Lorsque nous débarquons, c’est la mort dans l’âme que je mets les fers aux poignets de mon père. Le ramener ainsi me pèse sur le cœur, surtout en sachant tout ce que je sais. J’espère juste que nous ne croiserons personne entre ici et la milice. Heureusement, nous avons atterris alors qu’il fait nuit. Normalement il n’y a pas de repos pour les braves de la milice, ainsi il n’y aura pas de raison que l’on soit à la porte du bâtiment.
On prend notre temps pour marcher et on se raconte des anecdotes diverses d’un temps où la vie me paraissait plus simple. Un temps où les choses étaient pourtant déjà faussées. Lorsque l’on passe devant le marché, il me rappel le premier jour où il m’avait emmené avec lui pour chercher de nouvelles armes à réparer. Ce jour-là avait marqué mes premiers pas vers la carrière militaire.
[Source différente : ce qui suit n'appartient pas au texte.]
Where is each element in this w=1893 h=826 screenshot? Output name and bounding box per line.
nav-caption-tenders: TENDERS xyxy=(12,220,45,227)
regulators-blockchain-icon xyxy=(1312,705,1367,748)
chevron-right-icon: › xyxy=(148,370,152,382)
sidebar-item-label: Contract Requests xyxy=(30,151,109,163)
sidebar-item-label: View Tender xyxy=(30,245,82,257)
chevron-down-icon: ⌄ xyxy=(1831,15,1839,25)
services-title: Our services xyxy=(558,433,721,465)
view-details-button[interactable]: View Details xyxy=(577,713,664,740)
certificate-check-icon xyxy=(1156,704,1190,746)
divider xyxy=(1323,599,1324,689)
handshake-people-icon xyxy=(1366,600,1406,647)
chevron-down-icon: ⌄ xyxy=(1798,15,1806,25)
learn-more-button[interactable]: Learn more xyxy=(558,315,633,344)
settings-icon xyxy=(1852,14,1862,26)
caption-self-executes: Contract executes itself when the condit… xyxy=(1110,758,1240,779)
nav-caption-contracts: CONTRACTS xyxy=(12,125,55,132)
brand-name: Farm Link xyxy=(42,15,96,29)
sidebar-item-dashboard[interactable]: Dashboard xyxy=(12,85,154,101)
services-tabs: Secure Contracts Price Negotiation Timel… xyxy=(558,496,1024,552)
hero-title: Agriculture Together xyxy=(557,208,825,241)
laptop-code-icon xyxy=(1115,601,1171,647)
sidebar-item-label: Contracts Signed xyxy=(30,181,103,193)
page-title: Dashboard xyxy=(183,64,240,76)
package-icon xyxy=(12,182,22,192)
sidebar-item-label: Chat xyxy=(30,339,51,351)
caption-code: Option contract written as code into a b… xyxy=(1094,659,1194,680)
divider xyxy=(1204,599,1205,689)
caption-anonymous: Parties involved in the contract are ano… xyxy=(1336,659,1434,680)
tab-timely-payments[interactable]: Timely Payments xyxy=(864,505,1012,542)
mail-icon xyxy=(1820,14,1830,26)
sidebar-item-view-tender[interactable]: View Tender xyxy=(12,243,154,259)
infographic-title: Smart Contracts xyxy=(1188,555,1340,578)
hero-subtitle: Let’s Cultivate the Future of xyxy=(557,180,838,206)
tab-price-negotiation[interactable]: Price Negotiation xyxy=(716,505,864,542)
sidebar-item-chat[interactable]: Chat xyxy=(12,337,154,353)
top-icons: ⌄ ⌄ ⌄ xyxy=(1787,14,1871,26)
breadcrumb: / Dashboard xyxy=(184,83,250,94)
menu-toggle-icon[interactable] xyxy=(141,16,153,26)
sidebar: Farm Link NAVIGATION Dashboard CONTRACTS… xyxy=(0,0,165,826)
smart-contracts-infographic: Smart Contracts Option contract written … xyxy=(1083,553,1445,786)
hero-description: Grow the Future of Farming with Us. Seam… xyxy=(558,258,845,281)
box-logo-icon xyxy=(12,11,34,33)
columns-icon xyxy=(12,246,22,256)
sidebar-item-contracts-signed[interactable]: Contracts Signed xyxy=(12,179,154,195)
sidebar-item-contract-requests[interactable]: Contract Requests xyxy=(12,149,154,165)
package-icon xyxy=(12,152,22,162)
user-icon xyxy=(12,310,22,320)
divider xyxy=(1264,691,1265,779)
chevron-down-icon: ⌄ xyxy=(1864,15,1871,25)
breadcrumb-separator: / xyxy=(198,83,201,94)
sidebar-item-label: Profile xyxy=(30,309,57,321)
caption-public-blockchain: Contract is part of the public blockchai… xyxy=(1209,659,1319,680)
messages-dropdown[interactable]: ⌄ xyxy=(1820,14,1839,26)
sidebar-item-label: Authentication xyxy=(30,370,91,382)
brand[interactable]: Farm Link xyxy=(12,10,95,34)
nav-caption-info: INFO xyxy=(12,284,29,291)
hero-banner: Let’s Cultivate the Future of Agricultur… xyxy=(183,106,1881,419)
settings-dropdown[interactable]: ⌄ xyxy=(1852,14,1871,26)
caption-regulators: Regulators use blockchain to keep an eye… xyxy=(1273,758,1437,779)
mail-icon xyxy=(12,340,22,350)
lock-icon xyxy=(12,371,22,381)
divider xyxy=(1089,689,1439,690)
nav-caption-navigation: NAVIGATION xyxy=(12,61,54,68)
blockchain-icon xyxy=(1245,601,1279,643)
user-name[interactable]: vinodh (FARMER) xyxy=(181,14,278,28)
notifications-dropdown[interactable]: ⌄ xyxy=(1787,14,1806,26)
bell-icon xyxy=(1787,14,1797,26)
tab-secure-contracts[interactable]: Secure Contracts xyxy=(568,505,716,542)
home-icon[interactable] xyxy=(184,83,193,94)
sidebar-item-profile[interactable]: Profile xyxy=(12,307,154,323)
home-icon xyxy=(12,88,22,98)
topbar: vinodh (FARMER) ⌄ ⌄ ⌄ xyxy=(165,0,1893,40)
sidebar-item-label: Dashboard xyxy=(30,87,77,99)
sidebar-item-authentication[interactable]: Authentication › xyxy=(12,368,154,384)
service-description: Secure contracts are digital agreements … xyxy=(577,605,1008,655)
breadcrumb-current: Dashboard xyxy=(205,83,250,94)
Ce souvenir est à la fois doux et douloureux. Et finalement, au détour d’une ruelle, ce que je ne voulais pas qu’il se produise, arrive. L’une de nos vieilles connaissances, un forgeron concurrent de mon père, croise notre route. Son haleine empeste l’alcool. Je l’avais toujours soupçonné d’avoir la bouteille facile, mais à ce point-là, je ne l’avais pas imaginé !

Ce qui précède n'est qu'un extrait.